University of St. Andrews
 
In this era of exoplanet detection and characterisation, it has become even more important to understand stars as planet hosts. In particular, we need to understand the impact of stellar magnetic activity on the local environment within which exoplanets form and evolve. Spectropolarimetric techniques now allow us to map stellar magnetic fields across the surfaces of stars. In addition, we can map the surface distribution of the helicity density of these magnetic fields. These observations have challenged our understanding of how stellar magnetic fields are generated and how they evolve. We cannot, however, observe these fields in the corona, to determine the sources of the stellar wind, or the distribution of X-ray bright regions.

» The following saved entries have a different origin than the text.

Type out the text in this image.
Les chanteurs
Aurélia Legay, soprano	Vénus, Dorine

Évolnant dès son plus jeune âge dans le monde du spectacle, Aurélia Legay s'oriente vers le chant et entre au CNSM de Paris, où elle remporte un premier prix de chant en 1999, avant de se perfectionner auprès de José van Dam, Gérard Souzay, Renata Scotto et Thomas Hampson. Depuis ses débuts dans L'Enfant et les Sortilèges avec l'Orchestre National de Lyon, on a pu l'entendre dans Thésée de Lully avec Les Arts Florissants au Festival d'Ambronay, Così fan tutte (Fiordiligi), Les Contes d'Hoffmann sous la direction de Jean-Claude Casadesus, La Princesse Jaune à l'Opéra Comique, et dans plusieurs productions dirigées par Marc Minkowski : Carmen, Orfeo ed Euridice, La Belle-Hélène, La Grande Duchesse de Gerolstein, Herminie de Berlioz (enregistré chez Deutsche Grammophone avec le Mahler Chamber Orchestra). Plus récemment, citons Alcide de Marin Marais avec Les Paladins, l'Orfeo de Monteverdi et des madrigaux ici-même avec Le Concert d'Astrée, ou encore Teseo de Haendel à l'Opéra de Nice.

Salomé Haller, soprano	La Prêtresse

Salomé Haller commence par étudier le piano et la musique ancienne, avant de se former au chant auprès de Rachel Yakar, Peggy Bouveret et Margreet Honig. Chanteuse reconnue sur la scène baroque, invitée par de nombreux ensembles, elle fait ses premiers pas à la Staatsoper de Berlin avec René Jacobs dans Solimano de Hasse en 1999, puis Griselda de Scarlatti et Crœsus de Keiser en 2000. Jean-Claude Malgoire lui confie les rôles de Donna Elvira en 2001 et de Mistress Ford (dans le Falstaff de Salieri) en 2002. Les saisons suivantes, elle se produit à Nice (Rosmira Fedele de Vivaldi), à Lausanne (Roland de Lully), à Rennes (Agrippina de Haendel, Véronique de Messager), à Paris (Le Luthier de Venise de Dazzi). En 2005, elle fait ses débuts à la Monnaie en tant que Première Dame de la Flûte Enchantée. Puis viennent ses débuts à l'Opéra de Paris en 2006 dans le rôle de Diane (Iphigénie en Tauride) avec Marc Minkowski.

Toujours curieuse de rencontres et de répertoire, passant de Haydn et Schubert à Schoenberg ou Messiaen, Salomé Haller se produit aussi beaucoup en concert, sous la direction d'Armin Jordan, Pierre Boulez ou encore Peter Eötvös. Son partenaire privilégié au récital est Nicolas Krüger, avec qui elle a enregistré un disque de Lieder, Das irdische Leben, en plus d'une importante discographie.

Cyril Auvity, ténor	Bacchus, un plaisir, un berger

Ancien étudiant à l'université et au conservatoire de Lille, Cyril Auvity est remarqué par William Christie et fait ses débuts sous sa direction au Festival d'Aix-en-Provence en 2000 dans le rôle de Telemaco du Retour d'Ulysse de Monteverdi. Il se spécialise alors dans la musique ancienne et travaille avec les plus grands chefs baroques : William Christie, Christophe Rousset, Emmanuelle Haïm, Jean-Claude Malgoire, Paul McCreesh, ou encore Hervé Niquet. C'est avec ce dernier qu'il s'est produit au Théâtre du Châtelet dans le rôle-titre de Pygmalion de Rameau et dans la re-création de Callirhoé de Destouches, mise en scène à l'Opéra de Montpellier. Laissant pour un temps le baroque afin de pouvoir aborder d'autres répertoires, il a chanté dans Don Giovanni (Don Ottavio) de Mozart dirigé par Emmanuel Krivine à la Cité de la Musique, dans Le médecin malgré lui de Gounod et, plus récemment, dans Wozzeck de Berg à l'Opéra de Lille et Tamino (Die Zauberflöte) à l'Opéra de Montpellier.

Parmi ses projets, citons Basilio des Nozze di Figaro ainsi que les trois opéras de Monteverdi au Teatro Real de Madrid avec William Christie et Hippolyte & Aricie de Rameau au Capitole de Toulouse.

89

This structure can be revealed, however, by the observation of stellar prominences in young, rapidly-rotating solar-like stars. These cool condensations are centrifugally supported and were dubbed "slingshot prominences" when they were discovered in the 1980's. Their observational signatures - travelling absorption features in H-alpha  - reveal the locations of the closed magnetic loops that support them. Comparison between observed and synthetic H-alpha dynamic spectra produced using observed stellar magnetograms have the power to test field extrapolation techniques and to determine the mass and angular momentum losses produced by their ejection. Recent results also demonstrate that for the most active stars, prominence masses and lifetimes can reveal the mass loss rates in the stellar wind - something that is difficult to do by other methods.
 
 
Moira Mary Jardine is a British astrophysicist with interest in young stars, particularly the structure of their magnetic fields and coronae, and the mechanisms by which they interact with their disks and planets. In 2012 she became the first female Professor of Physics at the University of St Andrews.